We agree with Bridgecrest. The Fernandezes seek an injunction preventing Bridgecrest from “transferring vehicles repossessed or surrendered in California to Las Vegas, Nevada for auction sale, unless Bridgecrest undertakes the expense of redelivering vehicles back to California for those customers who reinstate their contracts or redeem their vehicles.” This proposed injunction cannot constitute public injunctive relief because it only stands to benefit customers whose vehicle purchase contracts are assigned to Bridgecrest, ”i.e., by definition [it] will only benefit a ‘group of individuals similarly situated to the plaintiff[s].‘” Hodges v. Comcast Cable Commc‘ns, LLC, 21 F.4th 535, 549 (9th Cir. 2021) (quoting McGill, 393 P.3d at 90). The district court erred in concluding otherwise and we reverse denial of the motion to compel arbitration.1 See id.
2. Bridgecrest alternatively contends that the FAA preempts the McGill rule.

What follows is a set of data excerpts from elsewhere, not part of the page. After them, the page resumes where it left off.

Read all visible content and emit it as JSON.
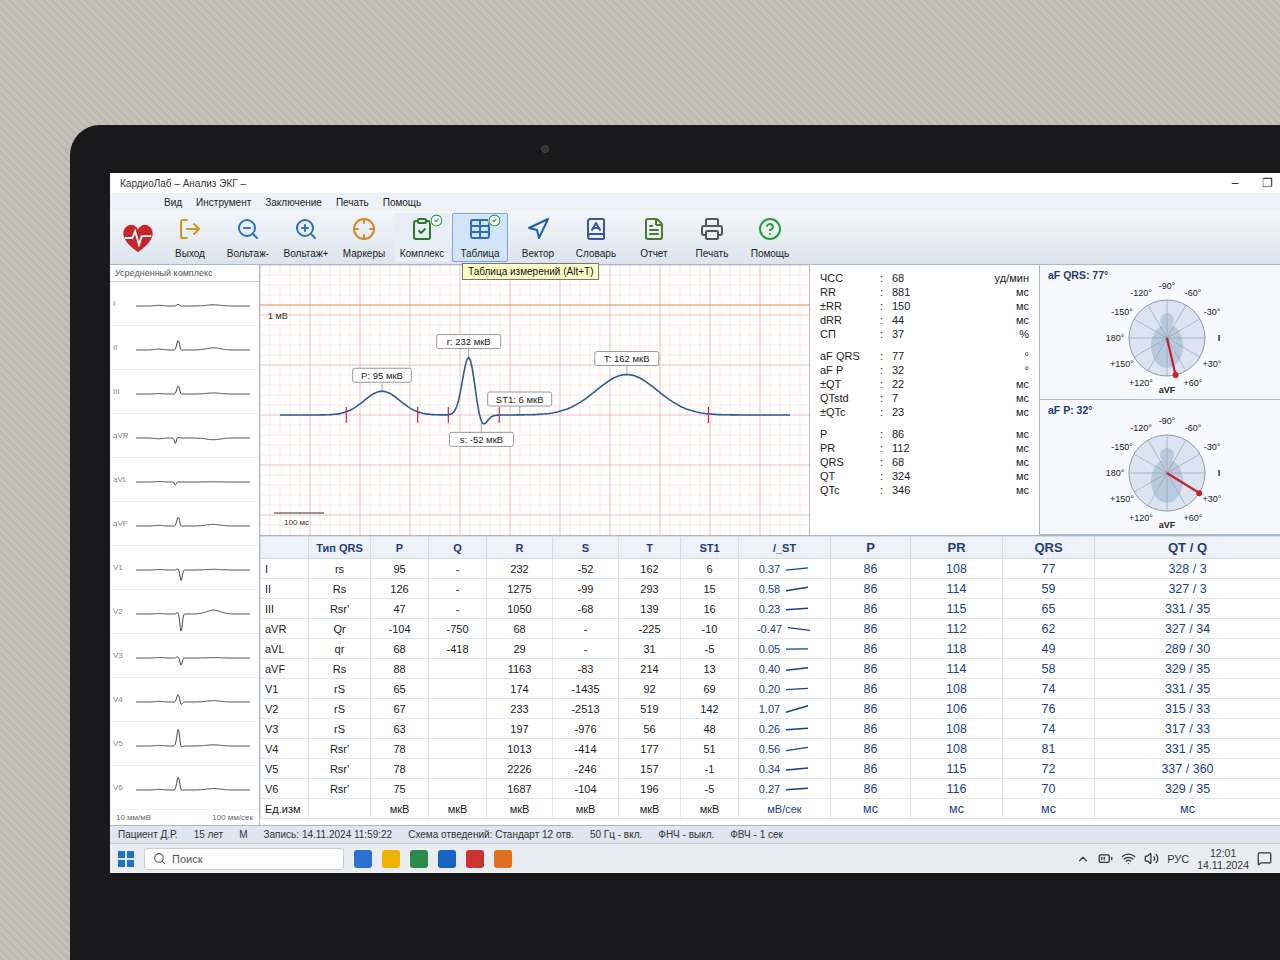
{
  "window": {
    "title": "КардиоЛаб – Анализ ЭКГ –",
    "controls": [
      "–",
      "❐"
    ]
  },
  "menu": [
    "Вид",
    "Инструмент",
    "Заключение",
    "Печать",
    "Помощь"
  ],
  "toolbar": [
    {
      "label": "Выход",
      "active": false,
      "hover": false
    },
    {
      "label": "Вольтаж-",
      "active": false,
      "hover": false
    },
    {
      "label": "Вольтаж+",
      "active": false,
      "hover": false
    },
    {
      "label": "Маркеры",
      "active": false,
      "hover": false
    },
    {
      "label": "Комплекс",
      "active": true,
      "hover": false
    },
    {
      "label": "Таблица",
      "active": true,
      "hover": true
    },
    {
      "label": "Вектор",
      "active": false,
      "hover": false
    },
    {
      "label": "Словарь",
      "active": false,
      "hover": false
    },
    {
      "label": "Отчет",
      "active": false,
      "hover": false
    },
    {
      "label": "Печать",
      "active": false,
      "hover": false
    },
    {
      "label": "Помощь",
      "active": false,
      "hover": false
    }
  ],
  "tooltip": "Таблица измерений (Alt+T)",
  "leads_panel": {
    "title": "Усредненный комплекс",
    "scale": "10 мм/мВ",
    "speed": "100 мм/сек"
  },
  "plot": {
    "lead": "I",
    "amplitude_scale": "1 мВ",
    "time_scale": "100 мс",
    "markers": [
      {
        "label": "P: 95 мкВ",
        "kind": "P"
      },
      {
        "label": "r: 232 мкВ",
        "kind": "R"
      },
      {
        "label": "s: -52 мкВ",
        "kind": "S"
      },
      {
        "label": "ST1: 6 мкВ",
        "kind": "ST"
      },
      {
        "label": "T: 162 мкВ",
        "kind": "T"
      }
    ]
  },
  "params": [
    [
      {
        "label": "ЧСС",
        "value": "68",
        "unit": "уд/мин"
      },
      {
        "label": "RR",
        "value": "881",
        "unit": "мс"
      },
      {
        "label": "±RR",
        "value": "150",
        "unit": "мс"
      },
      {
        "label": "dRR",
        "value": "44",
        "unit": "мс"
      },
      {
        "label": "СП",
        "value": "37",
        "unit": "%"
      }
    ],
    [
      {
        "label": "aF QRS",
        "value": "77",
        "unit": "°"
      },
      {
        "label": "aF P",
        "value": "32",
        "unit": "°"
      },
      {
        "label": "±QT",
        "value": "22",
        "unit": "мс"
      },
      {
        "label": "QTstd",
        "value": "7",
        "unit": "мс"
      },
      {
        "label": "±QTc",
        "value": "23",
        "unit": "мс"
      }
    ],
    [
      {
        "label": "P",
        "value": "86",
        "unit": "мс"
      },
      {
        "label": "PR",
        "value": "112",
        "unit": "мс"
      },
      {
        "label": "QRS",
        "value": "68",
        "unit": "мс"
      },
      {
        "label": "QT",
        "value": "324",
        "unit": "мс"
      },
      {
        "label": "QTc",
        "value": "346",
        "unit": "мс"
      }
    ]
  ],
  "vectors": [
    {
      "title": "aF QRS: 77°",
      "angle": 77,
      "labels": [
        "-120°",
        "-90°",
        "-60°",
        "-150°",
        "-30°",
        "180°",
        "I",
        "+150°",
        "+30°",
        "+120°",
        "+60°",
        "aVF"
      ]
    },
    {
      "title": "aF P: 32°",
      "angle": 32,
      "labels": [
        "-120°",
        "-90°",
        "-60°",
        "-150°",
        "-30°",
        "180°",
        "I",
        "+150°",
        "+30°",
        "+120°",
        "+60°",
        "aVF"
      ]
    }
  ],
  "table": {
    "columns": [
      "",
      "Тип QRS",
      "P",
      "Q",
      "R",
      "S",
      "T",
      "ST1",
      "/_ST",
      "P",
      "PR",
      "QRS",
      "QT / Q"
    ],
    "rows": [
      [
        "I",
        "rs",
        "95",
        "-",
        "232",
        "-52",
        "162",
        "6",
        "0.37",
        "86",
        "108",
        "77",
        "328 / 3"
      ],
      [
        "II",
        "Rs",
        "126",
        "-",
        "1275",
        "-99",
        "293",
        "15",
        "0.58",
        "86",
        "114",
        "59",
        "327 / 3"
      ],
      [
        "III",
        "Rsr'",
        "47",
        "-",
        "1050",
        "-68",
        "139",
        "16",
        "0.23",
        "86",
        "115",
        "65",
        "331 / 35"
      ],
      [
        "aVR",
        "Qr",
        "-104",
        "-750",
        "68",
        "-",
        "-225",
        "-10",
        "-0.47",
        "86",
        "112",
        "62",
        "327 / 34"
      ],
      [
        "aVL",
        "qr",
        "68",
        "-418",
        "29",
        "-",
        "31",
        "-5",
        "0.05",
        "86",
        "118",
        "49",
        "289 / 30"
      ],
      [
        "aVF",
        "Rs",
        "88",
        "",
        "1163",
        "-83",
        "214",
        "13",
        "0.40",
        "86",
        "114",
        "58",
        "329 / 35"
      ],
      [
        "V1",
        "rS",
        "65",
        "",
        "174",
        "-1435",
        "92",
        "69",
        "0.20",
        "86",
        "108",
        "74",
        "331 / 35"
      ],
      [
        "V2",
        "rS",
        "67",
        "",
        "233",
        "-2513",
        "519",
        "142",
        "1.07",
        "86",
        "106",
        "76",
        "315 / 33"
      ],
      [
        "V3",
        "rS",
        "63",
        "",
        "197",
        "-976",
        "56",
        "48",
        "0.26",
        "86",
        "108",
        "74",
        "317 / 33"
      ],
      [
        "V4",
        "Rsr'",
        "78",
        "",
        "1013",
        "-414",
        "177",
        "51",
        "0.56",
        "86",
        "108",
        "81",
        "331 / 35"
      ],
      [
        "V5",
        "Rsr'",
        "78",
        "",
        "2226",
        "-246",
        "157",
        "-1",
        "0.34",
        "86",
        "115",
        "72",
        "337 / 360"
      ],
      [
        "V6",
        "Rsr'",
        "75",
        "",
        "1687",
        "-104",
        "196",
        "-5",
        "0.27",
        "86",
        "116",
        "70",
        "329 / 35"
      ]
    ],
    "units": [
      "Ед.изм",
      "",
      "мкВ",
      "мкВ",
      "мкВ",
      "мкВ",
      "мкВ",
      "мкВ",
      "мВ/сек",
      "мс",
      "мс",
      "мс",
      "мс"
    ]
  },
  "status_bar": [
    "Пациент Д.Р.",
    "15 лет",
    "М",
    "Запись: 14.11.2024 11:59:22",
    "Схема отведений: Стандарт 12 отв.",
    "50 Гц - вкл.",
    "ФНЧ - выкл.",
    "ФВЧ - 1 сек"
  ],
  "taskbar": {
    "search": "Поиск",
    "language": "РУС",
    "time": "12:01",
    "date": "14.11.2024"
  }
}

3. Bridgecrest finally seeks reversal on the basis that the district court improperly concluded that the Fernandezes’ request for injunctive relief triggered a “poison pill” provision in the parties’ arbitration agreement. In Bridgecrest‘s opinion, the district court should not have applied the poison pill provision to invalidate the entire arbitration agreement. We need not address this issue because the Fernandezes are not seeking public injunctive relief.
4. We remand this case with instructions that the district court grant Bridgecrest‘s motion to compel arbitration of the Fernandezes’ claims. See AT&T Mobility, LLC v. Concepcion, 563 U.S. 333, 344 (2011) (“The principal purpose of the FAA is to ensure that private arbitration agreements are enforced according to their terms.” (cleaned up)); Hodges, 21 F.4th at 549.
REVERSED AND REMANDED, WITH INSTRUCTIONS.
* This disposition is not appropriate for publication and is not precedent except as provided by Ninth Circuit Rule 36-3.